Wilco's Continuing Migration
Carlos R. Pastrana | 04/24/2002
(5 out of 5 stars)

"Four records in and we find wilco further yet from their freshman effort, A.M. First off, at this point in their career to call Wilco alt-country is akin to calling Donna Summers heavy metal. Yankee Hotel Foxtrot takes the listener on an existentialist trip, with the band creating a loose sonic meditiation on distance and love, using random radio signals as a metaphor. This isn't to say that it isn't fun as well - afterall, anyone who's ever seen Wilco live knows that they are spry and playful onstage - and they can rock out with the best of them. With songs like Kamera, War on War, Heavy Metal Drummer (a beautiful ode to youth, innocence and Ray Davies), I'm the man Who Loves You, and Pot Kettle Black, Tweedy and Co. provide enough radio-friendly pop to make you scratch your head at the Reprise execs who said this record was a "career-ender". The world would be a better place if War On War and I'm the Man Who Loves You were booming out of car stereos this summer. That said, this album is chock full of darkness and weirdness as well. Kicking off with "I am Trying to Break your Heart" lyricist Jeff Tweedy takes a haiku-like approach to describing drunken lovesickness. Yeah. And Radio Cure reminds me of noneother than Radiohead, its glum, moody, intriguing and ultimately cathartic. Jesus, Etc. has a great rolling feel accented by a slippery fiddle line and strings that hum out of nowhere and nearly assure that this will lodge in your ears and remain there for a very long time. Ashes of American Flags might make you shiver, its a cold poem on the state of affairs out here in the west. Reservations ends the album eloquenly, gorgeously, and ultimately grounds an album that is dissecting untruths, misundersatandings and miscommunication with one important truth.
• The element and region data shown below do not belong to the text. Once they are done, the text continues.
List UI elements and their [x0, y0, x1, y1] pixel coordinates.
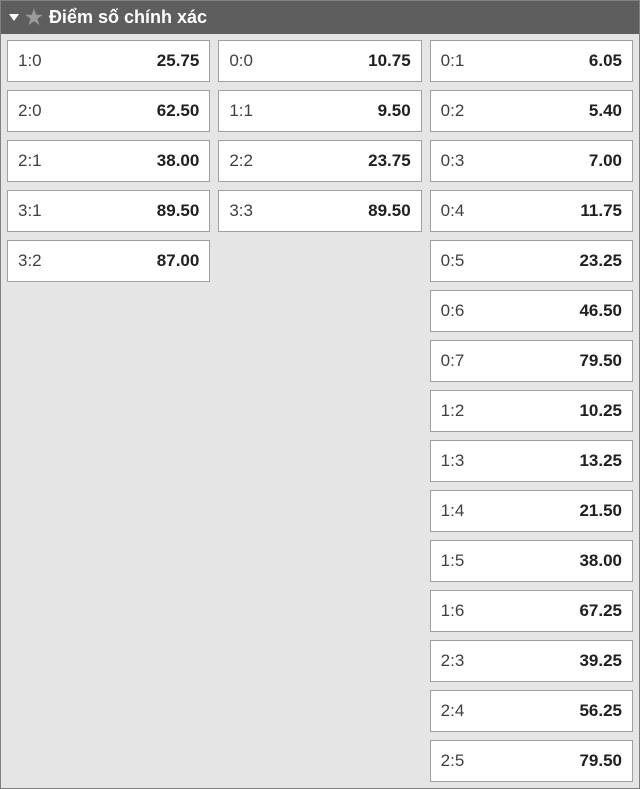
score-label: 2:2	[229, 151, 253, 171]
score-label: 0:7	[441, 351, 465, 371]
odds-cell[interactable]: 0:4 11.75	[430, 190, 633, 232]
odds-value: 56.25	[579, 701, 622, 721]
chevron-down-icon	[9, 14, 19, 21]
odds-cell[interactable]: 0:2 5.40	[430, 90, 633, 132]
score-label: 1:4	[441, 501, 465, 521]
odds-value: 23.25	[579, 251, 622, 271]
score-label: 2:0	[18, 101, 42, 121]
column-draw: 0:0 10.75 1:1 9.50 2:2 23.75 3:3 89.50	[218, 40, 421, 782]
score-label: 1:2	[441, 401, 465, 421]
odds-value: 13.25	[579, 451, 622, 471]
odds-value: 87.00	[157, 251, 200, 271]
odds-cell[interactable]: 0:3 7.00	[430, 140, 633, 182]
odds-value: 7.00	[589, 151, 622, 171]
score-label: 1:1	[229, 101, 253, 121]
odds-value: 21.50	[579, 501, 622, 521]
odds-value: 25.75	[157, 51, 200, 71]
odds-value: 38.00	[157, 151, 200, 171]
odds-value: 89.50	[157, 201, 200, 221]
score-label: 2:1	[18, 151, 42, 171]
score-label: 0:2	[441, 101, 465, 121]
odds-value: 10.25	[579, 401, 622, 421]
score-label: 0:0	[229, 51, 253, 71]
score-label: 0:1	[441, 51, 465, 71]
odds-cell[interactable]: 2:5 79.50	[430, 740, 633, 782]
score-label: 0:6	[441, 301, 465, 321]
odds-value: 11.75	[580, 201, 622, 221]
odds-value: 67.25	[579, 601, 622, 621]
odds-cell[interactable]: 3:1 89.50	[7, 190, 210, 232]
odds-value: 62.50	[157, 101, 200, 121]
odds-value: 89.50	[368, 201, 411, 221]
odds-cell[interactable]: 2:1 38.00	[7, 140, 210, 182]
score-label: 1:3	[441, 451, 465, 471]
odds-cell[interactable]: 2:0 62.50	[7, 90, 210, 132]
odds-cell[interactable]: 0:6 46.50	[430, 290, 633, 332]
odds-cell[interactable]: 0:7 79.50	[430, 340, 633, 382]
odds-value: 10.75	[368, 51, 411, 71]
odds-cell[interactable]: 2:4 56.25	[430, 690, 633, 732]
odds-value: 23.75	[368, 151, 411, 171]
odds-value: 46.50	[579, 301, 622, 321]
odds-cell[interactable]: 0:0 10.75	[218, 40, 421, 82]
odds-cell[interactable]: 3:3 89.50	[218, 190, 421, 232]
score-label: 0:3	[441, 151, 465, 171]
odds-value: 38.00	[579, 551, 622, 571]
odds-cell[interactable]: 3:2 87.00	[7, 240, 210, 282]
score-label: 1:5	[441, 551, 465, 571]
score-label: 1:0	[18, 51, 42, 71]
odds-value: 79.50	[579, 751, 622, 771]
star-icon[interactable]: ★	[25, 8, 43, 28]
score-label: 1:6	[441, 601, 465, 621]
odds-cell[interactable]: 1:4 21.50	[430, 490, 633, 532]
column-home-win: 1:0 25.75 2:0 62.50 2:1 38.00 3:1 89.50 3:2 87.00	[7, 40, 210, 782]
column-away-win: 0:1 6.05 0:2 5.40 0:3 7.00 0:4 11.75 0:5 23.25 0:6…	[430, 40, 633, 782]
odds-value: 5.40	[589, 101, 622, 121]
odds-cell[interactable]: 2:3 39.25	[430, 640, 633, 682]
odds-cell[interactable]: 1:3 13.25	[430, 440, 633, 482]
panel-title: Điểm số chính xác	[49, 7, 207, 28]
odds-cell[interactable]: 1:0 25.75	[7, 40, 210, 82]
odds-cell[interactable]: 0:5 23.25	[430, 240, 633, 282]
odds-cell[interactable]: 1:2 10.25	[430, 390, 633, 432]
odds-cell[interactable]: 0:1 6.05	[430, 40, 633, 82]
score-label: 3:2	[18, 251, 42, 271]
odds-cell[interactable]: 2:2 23.75	[218, 140, 421, 182]
score-label: 2:5	[441, 751, 465, 771]
odds-value: 79.50	[579, 351, 622, 371]
score-label: 0:5	[441, 251, 465, 271]
odds-value: 6.05	[589, 51, 622, 71]
odds-value: 39.25	[579, 651, 622, 671]
score-label: 3:1	[18, 201, 42, 221]
correct-score-panel: ★ Điểm số chính xác 1:0 25.75 2:0 62.50 2:1 3…	[0, 0, 640, 789]
panel-header[interactable]: ★ Điểm số chính xác	[1, 1, 639, 34]
score-label: 3:3	[229, 201, 253, 221]
score-label: 2:4	[441, 701, 465, 721]
score-label: 2:3	[441, 651, 465, 671]
odds-grid: 1:0 25.75 2:0 62.50 2:1 38.00 3:1 89.50 3:2 87.00…	[1, 34, 639, 788]
odds-value: 9.50	[378, 101, 411, 121]
odds-cell[interactable]: 1:5 38.00	[430, 540, 633, 582]
odds-cell[interactable]: 1:6 67.25	[430, 590, 633, 632]
odds-cell[interactable]: 1:1 9.50	[218, 90, 421, 132]
score-label: 0:4	[441, 201, 465, 221]
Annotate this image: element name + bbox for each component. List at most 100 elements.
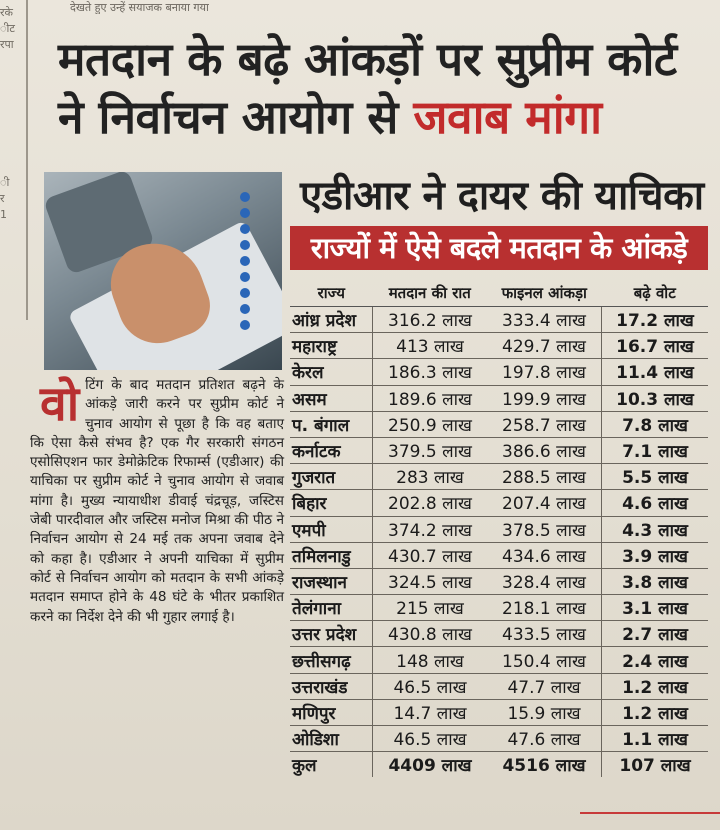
header-increase: बढ़े वोट [601,280,708,307]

You have to get there through the album to truly appreciate it. What links the songs is a sonic pallette full of blips, radio pops stops and starts, guitars, horns strings, all forms of odd sounds and fillers pushed through filters, a rhythmic complexity never achieved on a Wilco record, and the poetry, which is VERY non-linear and disassociative, but, taken as a whole, beautiful and imbued with a codified consistency. Its an experience. Its a band that is changing, both in personnel and sound. Its an experience. Its a leap of faith. Take it with them."